The "Six for '06" policy agenda on which Democrats campaigned last year was supposed to consist of low-hanging fruit, plucked and put in the basket to allow Congress to move on to tougher targets. House Democrats took just 10 days to pass a minimum-wage increase, a bill to implement most of the homeland security recommendations of the Sept. 11 commission, a measure allowing federal funding for stem cell research, another to cut student-loan rates, a bill allowing the federal government to negotiate drug prices under Medicare, and a rollback of tax breaks for oil and gas companies to finance alternative-energy research.
The Senate struck out on its own, with a broad overhaul of the rules on lobbying Congress.
Not one of those bills has been signed into law.
As has been pointed out in comments, the WaPo is known as Pravda on the Potomac locally. For them to attack the Democrats – and give a strong voice to a critic of the Reid-Pelosi regime – is telling. There is going to be trouble for the one-trick pony crowd. (Palomino pony?) This kind of coverage is going to get much, much worse in the near future. Expect an outright power struggle for control of the Democrat's agenda to break out. (Not that it isn't going on behind the scenes already).






By Purple Avenger, May 5, 2007 @ 7:30 am
Pelosi promised me a pony dammit!
By feeblemind, May 5, 2007 @ 7:39 am
OK. Let me get this straight. The MSM has for years been preaching that we shouldn’t be in Iraq, we are in a quagmire and we have no chance of winning. The dems get elected and propose to do just what the MSM wanted, to get us out of Iraq. And now the MSM is turning on the people that are doing their bidding? THAT is too complicated for my feeble mind to comprehend.
By Quilly Mammoth, May 5, 2007 @ 7:59 am
I think this is much more an indictment of Harry Reid than of Nancy Pelosi. San Fran Nan and her Democrat cohort have tried to deliver the candy, but it is in the Senate where things…thankfully…have stalled.

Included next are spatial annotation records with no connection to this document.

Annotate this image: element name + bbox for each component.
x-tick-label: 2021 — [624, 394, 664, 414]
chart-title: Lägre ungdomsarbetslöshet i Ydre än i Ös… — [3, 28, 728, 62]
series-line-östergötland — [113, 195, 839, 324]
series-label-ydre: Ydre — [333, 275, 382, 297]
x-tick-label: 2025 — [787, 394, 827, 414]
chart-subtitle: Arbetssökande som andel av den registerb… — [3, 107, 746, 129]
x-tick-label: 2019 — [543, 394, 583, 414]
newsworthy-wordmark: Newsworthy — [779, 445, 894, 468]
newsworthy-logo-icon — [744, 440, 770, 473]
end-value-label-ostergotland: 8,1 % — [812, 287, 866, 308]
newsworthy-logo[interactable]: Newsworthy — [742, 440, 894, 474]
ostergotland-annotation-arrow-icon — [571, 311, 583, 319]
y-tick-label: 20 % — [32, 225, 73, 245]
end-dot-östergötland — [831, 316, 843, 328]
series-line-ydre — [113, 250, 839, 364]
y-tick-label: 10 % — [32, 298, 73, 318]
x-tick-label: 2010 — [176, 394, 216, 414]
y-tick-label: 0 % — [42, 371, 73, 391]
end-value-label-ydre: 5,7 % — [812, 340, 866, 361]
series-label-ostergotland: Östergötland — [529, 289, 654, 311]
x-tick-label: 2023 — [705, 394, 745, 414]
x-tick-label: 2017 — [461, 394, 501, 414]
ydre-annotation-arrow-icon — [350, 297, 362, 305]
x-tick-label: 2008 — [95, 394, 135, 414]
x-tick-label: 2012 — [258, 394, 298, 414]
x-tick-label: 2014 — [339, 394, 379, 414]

By James, May 5, 2007 @ 1:41 pm
>Now the Washington Post flat out drops the hammer on Reid and Pelosi.
Washington Post has it wrong again. Nothing new here.
The real damage being done is to the Repblicans.
The Dem’s can point to the GOP in the Senate for
being obstructionist.
On a side note the Repub debate was telling; boring, but telling. I’m beginning to think it would be better if they dug up Ronald Reagan and reanimated him.
By Roy Lofquist, May 5, 2007 @ 2:34 pm
The WAPO may slant a bit, but it is still a well respected (perhaps most) institution run and staffed by conscientious professionals. The Dems’ letter criticizing Broder was exceedingly stupid. But then…
By Purple Avenger, May 5, 2007 @ 5:29 pm
The Dem’s can point to the GOP in the Senate for
being obstructionist.
Of course that’s because of the republican majority in the Senate right?